In 2018, these 3 combined companies’ generated 1.9M in revenues with earnings of 300K.  The adjusted earnings spreadsheet is in the data room along with all of the financials which I will send you after submitting the non disclosure in the link above.  The owners each work 30 hours a week which is properly adjusted for in the spreadsheet with consideration to the replacement cost for the 2nd owner BUT the owners believe that a new owner can do both of their jobs in 40 to 45 hours a week.  In other words, I have added a $22,500 negative add back into the earnings and valuation which they do not believe should be there.  This means that the sales price should probably be at least $60K higher than I have set it.  This offering includes 3 business that are all part of the same business and can’t be separated and must be sold together.  All 3 companies work in tandem with the employees, space, and materials.  The 3 businesses are:

The Tent Co had revenues of 1.6M with earnings of 262K in 2018.  They create and manufacture the highest quality tents and outdoor products using canvas and custom fabrics.  This company has a great reputation for style, quality, and craftsmanship.  As one of the leaders in the industry and with camping growing impressively, so has the revenues of this company.  Glamping, outfitters, marketing agencies, big box, festivals, and campgrounds are all wanting their main products which consists of bell tents, range tents, wall tent, safari tents, and tipis.  Never has there been a better time than now to get into this business.  The company has been growing double digits year over year and is expected to do it again.  With the addition of a new ERP system the company has been able to lean the process locally while adding contract manufacturing for the large orders.

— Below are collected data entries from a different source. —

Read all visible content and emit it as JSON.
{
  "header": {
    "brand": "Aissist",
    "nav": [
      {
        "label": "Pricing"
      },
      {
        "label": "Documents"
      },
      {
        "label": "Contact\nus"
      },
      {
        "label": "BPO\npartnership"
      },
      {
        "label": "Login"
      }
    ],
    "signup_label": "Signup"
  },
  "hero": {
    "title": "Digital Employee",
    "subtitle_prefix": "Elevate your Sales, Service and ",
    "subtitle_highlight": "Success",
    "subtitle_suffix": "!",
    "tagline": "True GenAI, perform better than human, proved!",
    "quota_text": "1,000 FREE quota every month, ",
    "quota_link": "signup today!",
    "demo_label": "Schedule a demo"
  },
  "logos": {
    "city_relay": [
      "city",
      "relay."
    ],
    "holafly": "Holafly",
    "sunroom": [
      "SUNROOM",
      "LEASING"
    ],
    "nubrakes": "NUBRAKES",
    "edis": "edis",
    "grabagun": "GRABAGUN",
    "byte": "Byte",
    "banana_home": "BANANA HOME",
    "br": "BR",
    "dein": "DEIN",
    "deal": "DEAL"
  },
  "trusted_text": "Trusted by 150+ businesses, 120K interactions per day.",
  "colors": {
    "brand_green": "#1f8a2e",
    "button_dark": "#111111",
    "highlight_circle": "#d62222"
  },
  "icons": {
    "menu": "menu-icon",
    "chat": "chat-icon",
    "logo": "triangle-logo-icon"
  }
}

They have 2 subsidiaries, one is a reseller of large event tents that the main company does not have the capacity to manufacturer.  It met the needs of many of the company’s decade old customers that were needing event tents. It has its own website and company file.  This company has been merged back into the main company as of December 31, 2018.  It has broken even the last couple of years but takes care of the needs of some customers that order other products.

The custom sewing/fabrication subsidiary was started in early 2017 as a response to a large number of requests for custom sewing jobs not related to the main company.  Since they had the machines and skilled labor, they quickly realized there was an open market for this type of manufacturing.  The company provides custom prototype designs, small, medium, and large production runs as well as repairs for textiles of varying sizes and complexities. They found that there were less than 15 custom/prototype sewing companies like this in the USA and only 5 capable of doing what they do.  The business was given no advertising budget and was never the primary business interest of the Sellers.  They believe this business will prosper with a focused new owner who could give it more attention.

This subsidiary had earnings of 67K on revenues of 213K in 2018 which was just its first full year.  Work finds them by customers utilizing internet search engines for custom textile design and fabrication.  This company’s trending website has led to almost all of the products now being manufactured.  The company provides custom prototype designs, small, medium, and large production runs as well as repairs for textiles of varying sizes and complexities.  This turn-key opportunity is very inexpensive and has everything in place for it to grow.  This company has been turning away jobs in order to focus on the parent company’s growth. They had no choice but to turn down work for this company.  They have fixed this by moving the larger projects to Utah which allows smaller stations with more machines where they can hire more workers, do more projects, and grow this much larger. 

The new owner will have many ways to grow each of these companies by expanding its advertising by utilizing the current resources of the employees, equipment, facility, infrastructure and inventory. 

The companies have built a solid reputation for over a century and has the equipment, inventory, and room to grow with a new owner.  No outside sales have been brought on since the work has always come to them.  With the addition of a sales team, the revenue could easily double in the first year.  A new owner’s attention would also increase the profitability by focusing on additional marketing and advertising.  

No specific experience is necessary.  There is a team in place. 

Manufacturing in the USA is becoming more and more popular.   Overseas manufacturing has become less desirable due to higher material and labor costs, additional tariffs, long shipping times, impractical quality control, long lead times, consistent errors in products, large minimum quantities, and the language barrier.  There are very few sewing operations in the US; most are expensive and extremely busy with long production times. With the consistently growing camping industry, this is a great time to be in this business.    

This business is now 2 separate businesses with tremendous synergy and upside.  They must be sold together as they share employees, inventory, equipment, space, etc.  The sales price has been reduced from 850K to 775K plus their cost of inventory which is estimated to be 50K. They believe this is a very good price for buyers.  The custom sewing/fabrication company is at a higher premium since they ignored it in favor of the main company last year because the main company was growing very fast.  Banks should allow a single loan for both companies’ combined in these situations.